Starting points and execution flow

Prediction process

  1. Prediction request: When a prediction is requested for a video, TimelineLabelsModel.predict_regions(video_path) is called.

  2. Determine mode:

    • Trainable mode (self.trainable == True): Calls create_timelines_trainable(video_path).

      • Extracts features using cached_feature_extraction.
      • Loads the trained classifier model using BaseNN.load_cached_model.
      • Predicts probabilities with classifier.predict(yolo_probs).
      • Converts probabilities to timeline labels using convert_probs_to_timelinelabels.
    • Simple mode (self.trainable == False): Calls create_timelines_simple(video_path).

      • Gets YOLO predictions using cached_yolo_predict.
      • Processes frame results to extract probabilities.
      • Converts probabilities to timeline labels using convert_probs_to_timelinelabels.
  3. Return predictions: The method returns a list of predicted regions with labels and timestamps.

Training process

  1. Event Trigger: The fit(event, data, **kwargs) method is called when an annotation event occurs (e.g., ‘ANNOTATION_CREATED’ or ‘ANNOTATION_UPDATED’).

  2. Event Handling:

    • Checks if the event is relevant for training.
    • Extracts the task and annotation data.
  3. Parameter Extraction: Retrieves model parameters from the control tag attributes, such as epochs, sequence size, hidden size, and thresholds.

  4. Data Preparation:

    • Gets the video path associated with the task.
    • Extracts features from the video using cached_feature_extraction.
    • Converts annotations to labels suitable for training.
  5. Model Loading or Initialization:

    • Attempts to load an existing classifier model using BaseNN.load_cached_model.
    • If no model exists or parameters have changed, initializes a new MultiLabelLSTM model.
  6. Training:

    • Calls classifier.partial_fit(features, labels, ...) to train the model incrementally.
    • Training includes early stopping based on accuracy and F1 score thresholds to prevent overfitting.
  7. Model Saving: Saves the trained model to disk using classifier.save(path).
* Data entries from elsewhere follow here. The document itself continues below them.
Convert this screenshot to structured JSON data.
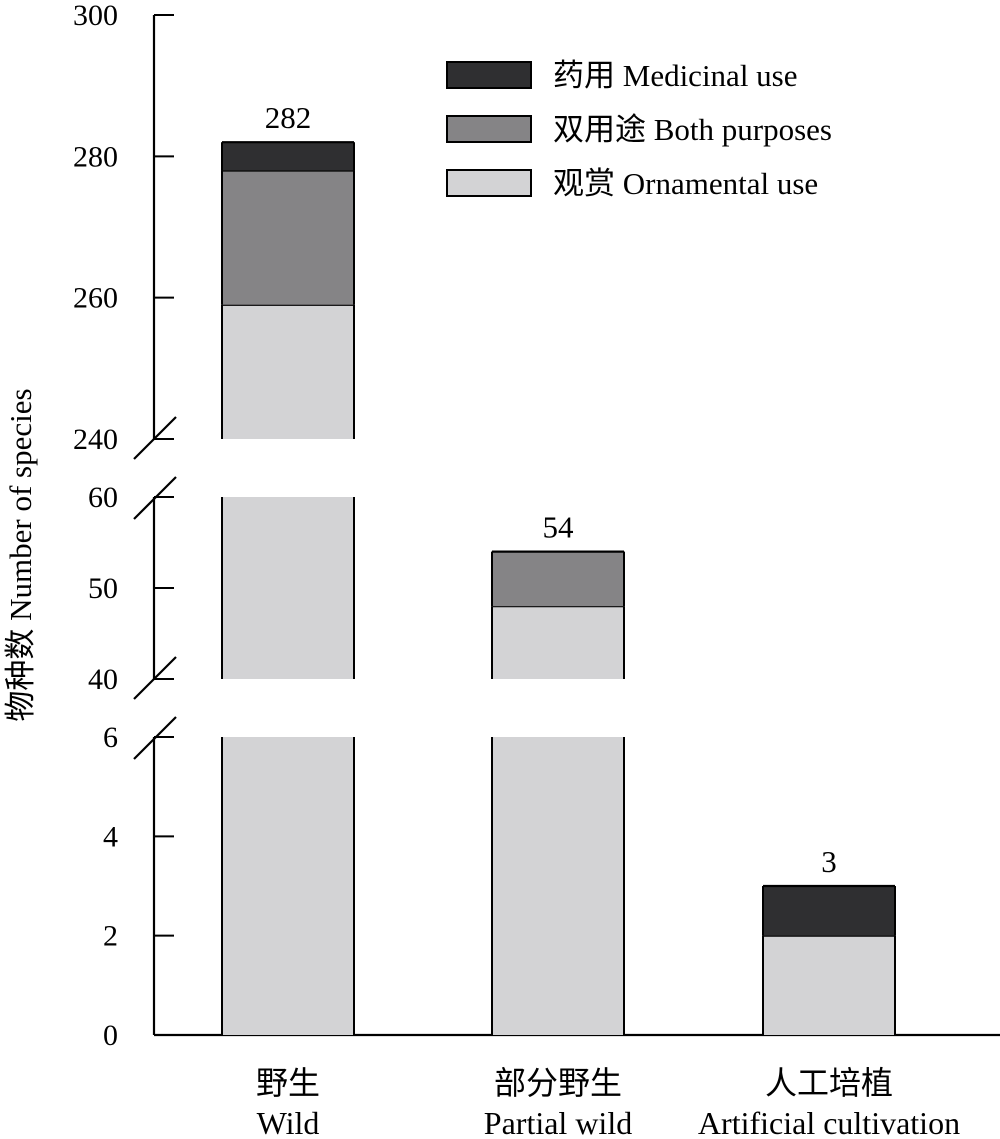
{
  "chart_data": {
    "type": "bar",
    "stacked": true,
    "broken_y_axis": true,
    "ylabel": "物种数 Number of species",
    "xlabel": "",
    "categories": [
      {
        "cn": "野生",
        "en": "Wild"
      },
      {
        "cn": "部分野生",
        "en": "Partial wild"
      },
      {
        "cn": "人工培植",
        "en": "Artificial cultivation"
      }
    ],
    "series": [
      {
        "name": "观赏 Ornamental use",
        "color": "#d3d3d5",
        "values": [
          259,
          48,
          2
        ]
      },
      {
        "name": "双用途 Both purposes",
        "color": "#858486",
        "values": [
          19,
          6,
          0
        ]
      },
      {
        "name": "药用 Medicinal use",
        "color": "#2f2f31",
        "values": [
          4,
          0,
          1
        ]
      }
    ],
    "totals": [
      "282",
      "54",
      "3"
    ],
    "y_segments": [
      {
        "range": [
          0,
          6
        ],
        "ticks": [
          "0",
          "2",
          "4",
          "6"
        ]
      },
      {
        "range": [
          40,
          60
        ],
        "ticks": [
          "40",
          "50",
          "60"
        ]
      },
      {
        "range": [
          240,
          300
        ],
        "ticks": [
          "240",
          "260",
          "280",
          "300"
        ]
      }
    ],
    "legend_position": "top-right",
    "legend_order": [
      2,
      1,
      0
    ],
    "grid": false
  }
}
Utilities and helper functions

Cached Prediction and Feature Extraction:

  • cached_yolo_predict(yolo_model, video_path, cache_params): Uses joblib’s Memory to cache YOLO predictions, avoiding redundant computations.

  • cached_feature_extraction(yolo_model, video_path, cache_params): Extracts features from the YOLO model by hooking into the penultimate layer and caches the results.
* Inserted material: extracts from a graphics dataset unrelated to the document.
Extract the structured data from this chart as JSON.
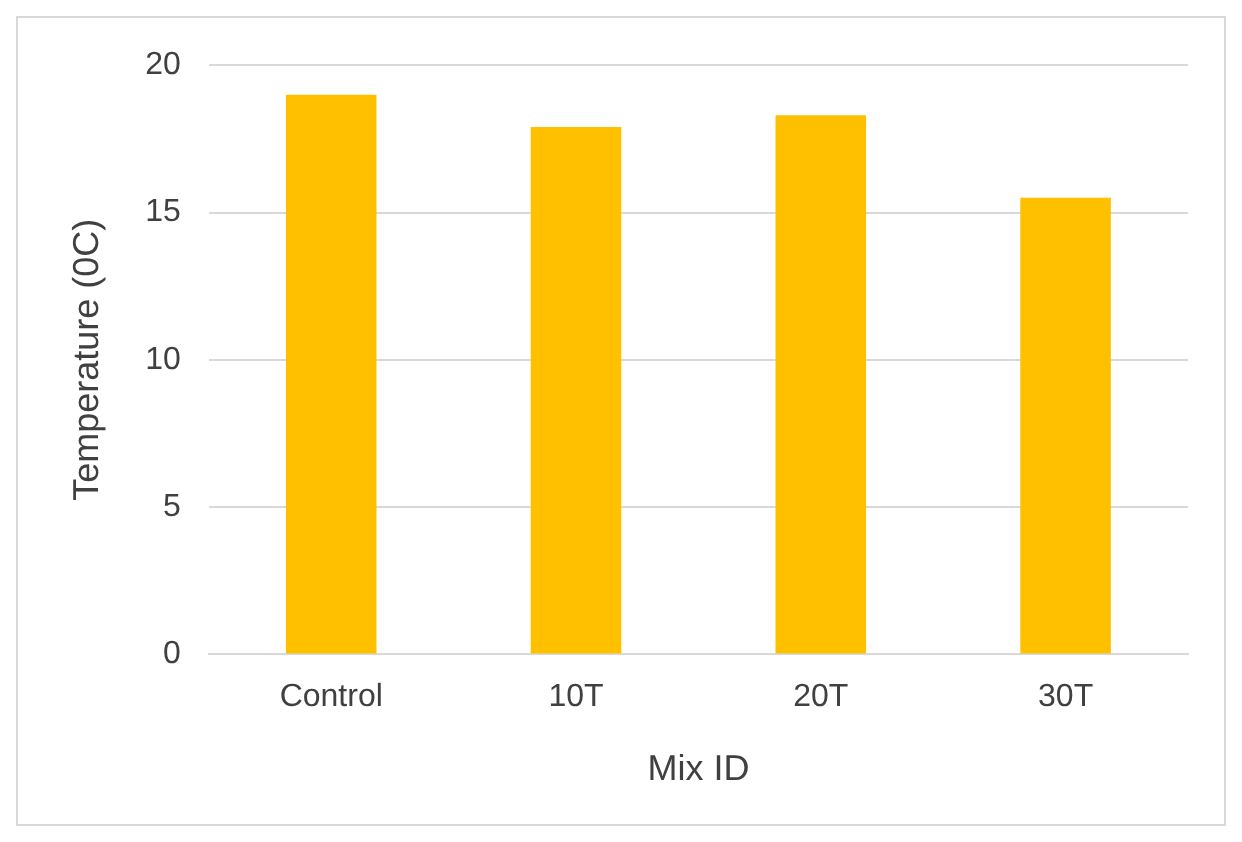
{
  "chart_data": {
    "type": "bar",
    "xlabel": "Mix ID",
    "ylabel": "Temperature (0C)",
    "categories": [
      "Control",
      "10T",
      "20T",
      "30T"
    ],
    "values": [
      19.0,
      17.9,
      18.3,
      15.5
    ],
    "color": "#ffc000",
    "ylim": [
      0,
      20
    ],
    "yticks": [
      0,
      5,
      10,
      15,
      20
    ],
    "grid": "y"
  }
}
Data Conversion Functions:

  • convert_probs_to_timelinelabels(probs, label_map, threshold): Converts probability outputs to timeline labels suitable for Label Studio.

  • convert_timelinelabels_to_probs(regions, label_map, max_frame): Converts annotated regions back into a sequence of probabilities for training.

Conclusion

The TimelineLabels ML backend integrates seamlessly with Label Studio to provide temporal multi-label classification capabilities for video data. The architecture leverages pre-trained YOLO models for feature extraction and enhances them with an LSTM neural network for capturing temporal dependencies.
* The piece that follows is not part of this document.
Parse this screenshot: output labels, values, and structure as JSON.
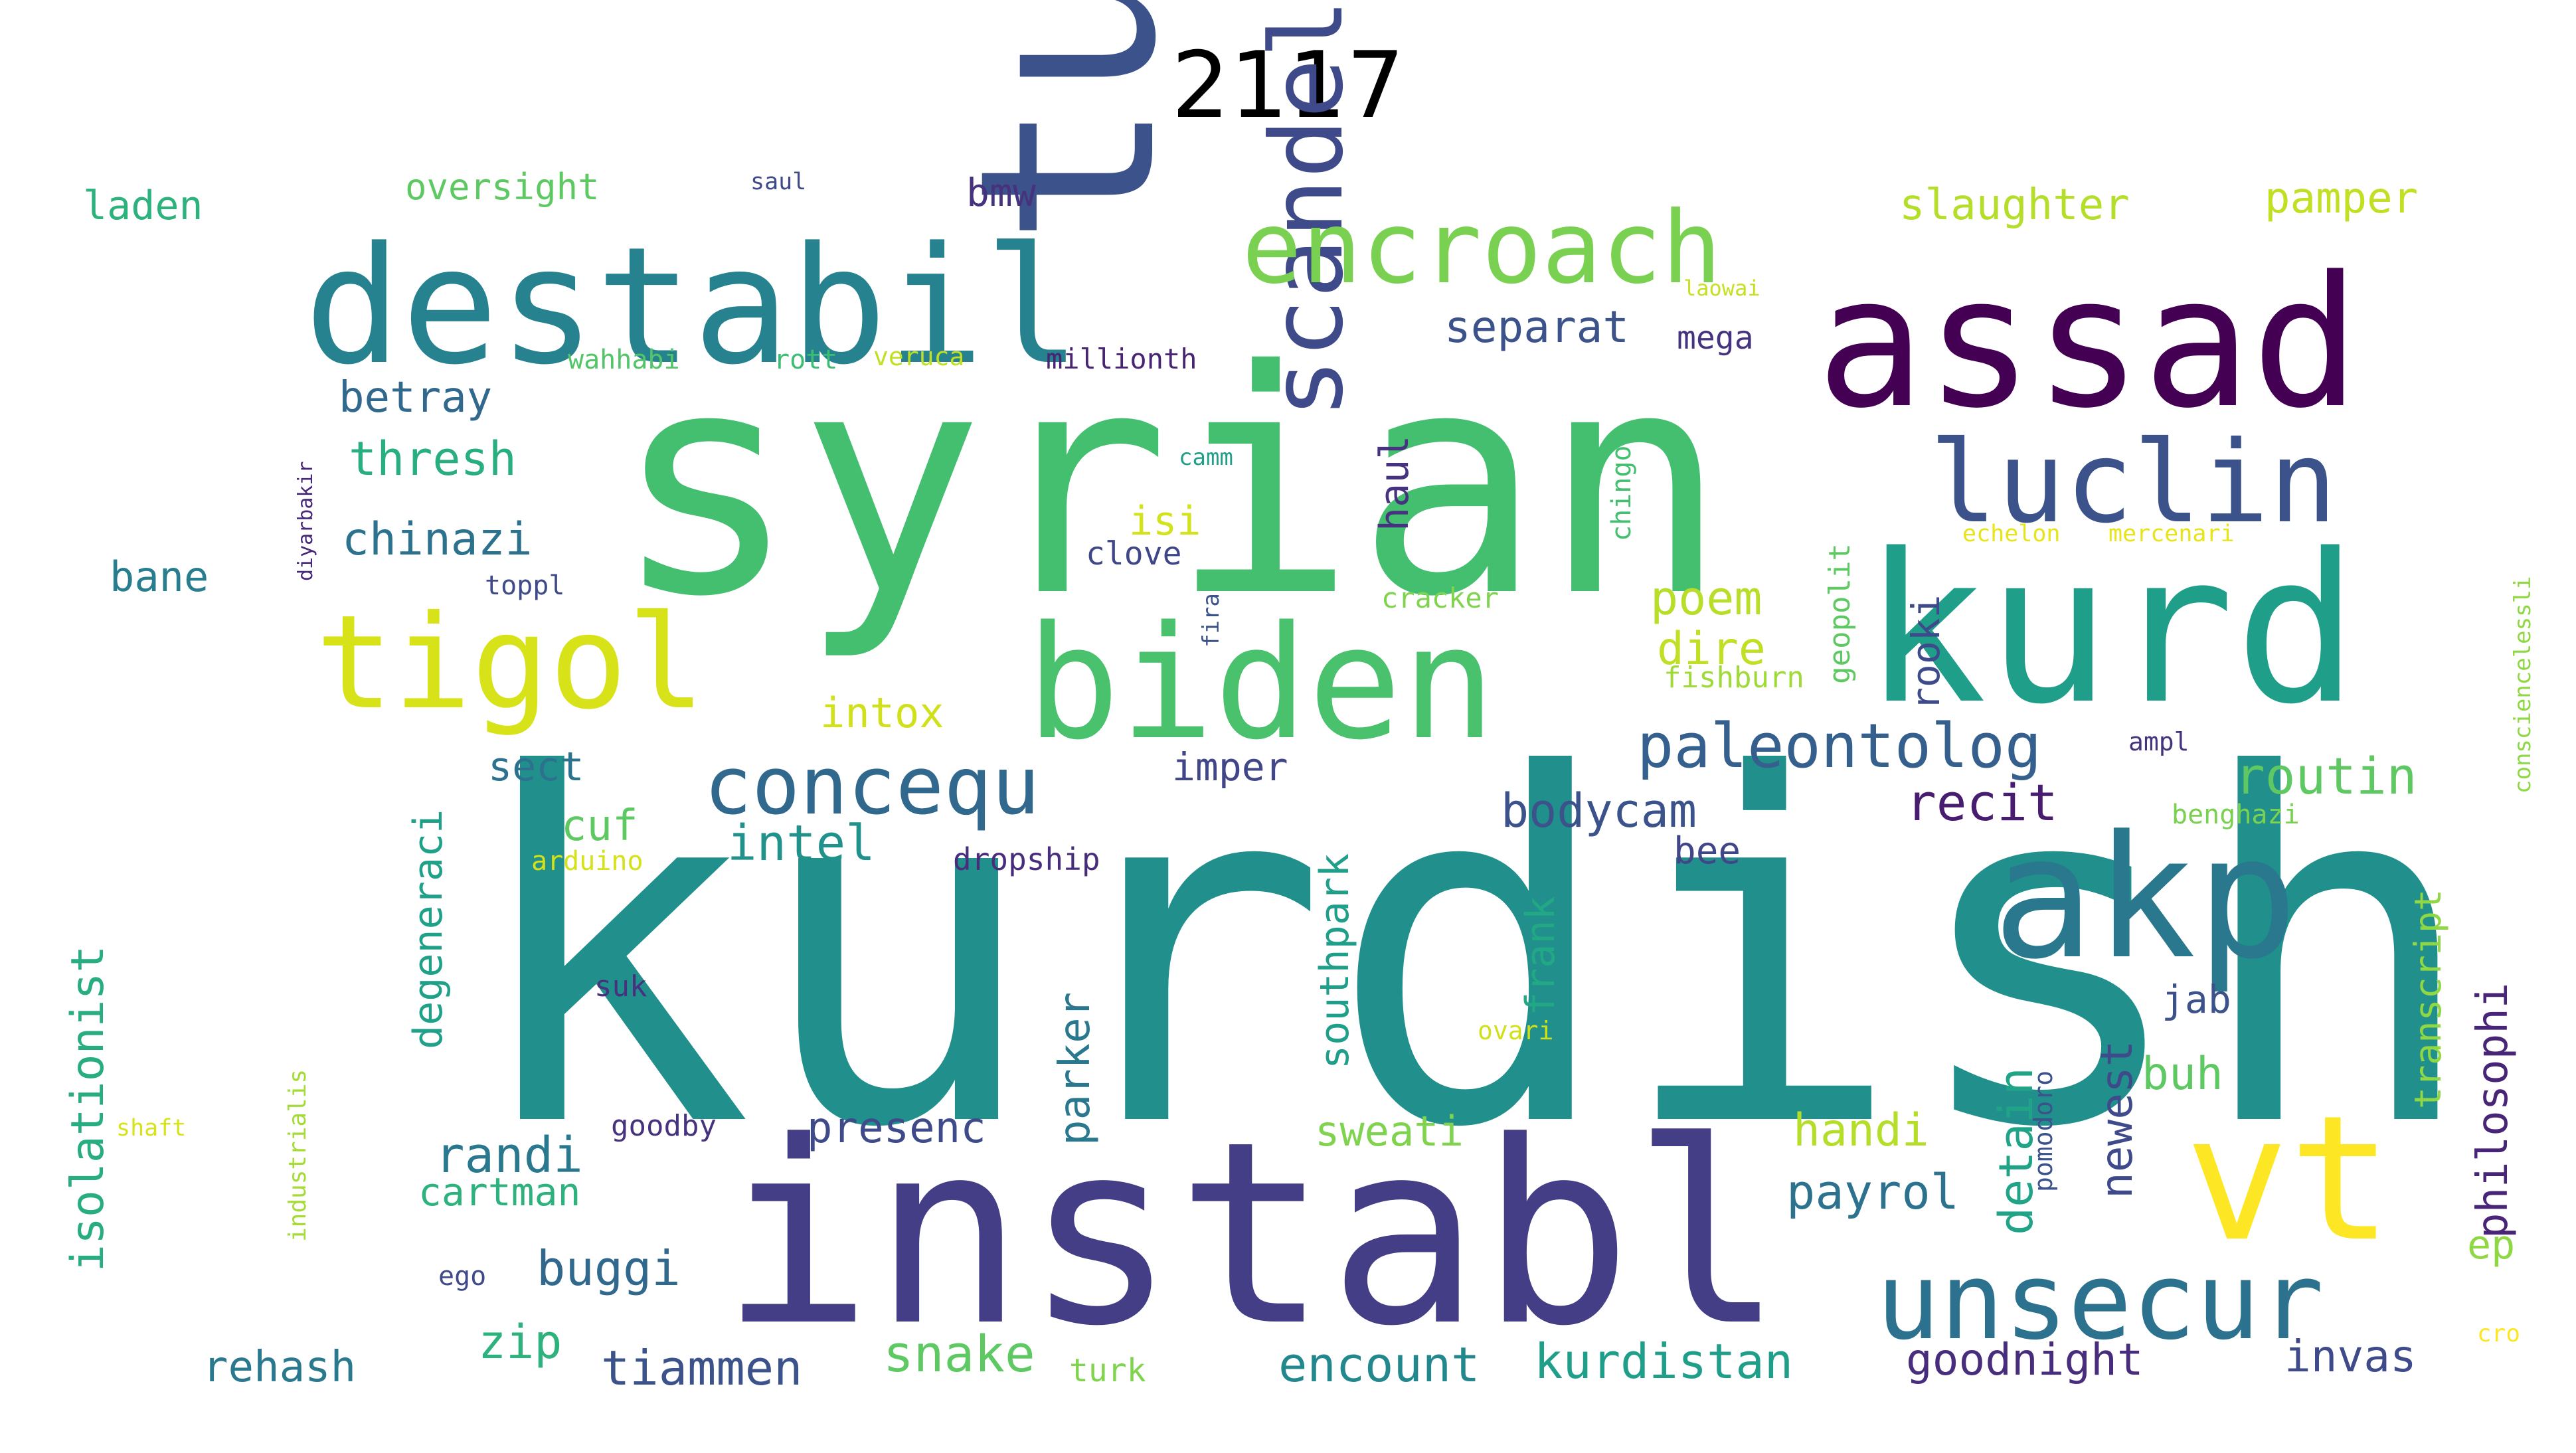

Understanding the class hierarchies and method flows is crucial for developers looking to extend or modify the backend. By following the starting points and execution flows outlined in this guide, developers can navigate the codebase more effectively and implement custom features or optimizations.

Note: For further development or contributions, please refer to the README_DEVELOP.md file, which provides additional guidelines and architectural details.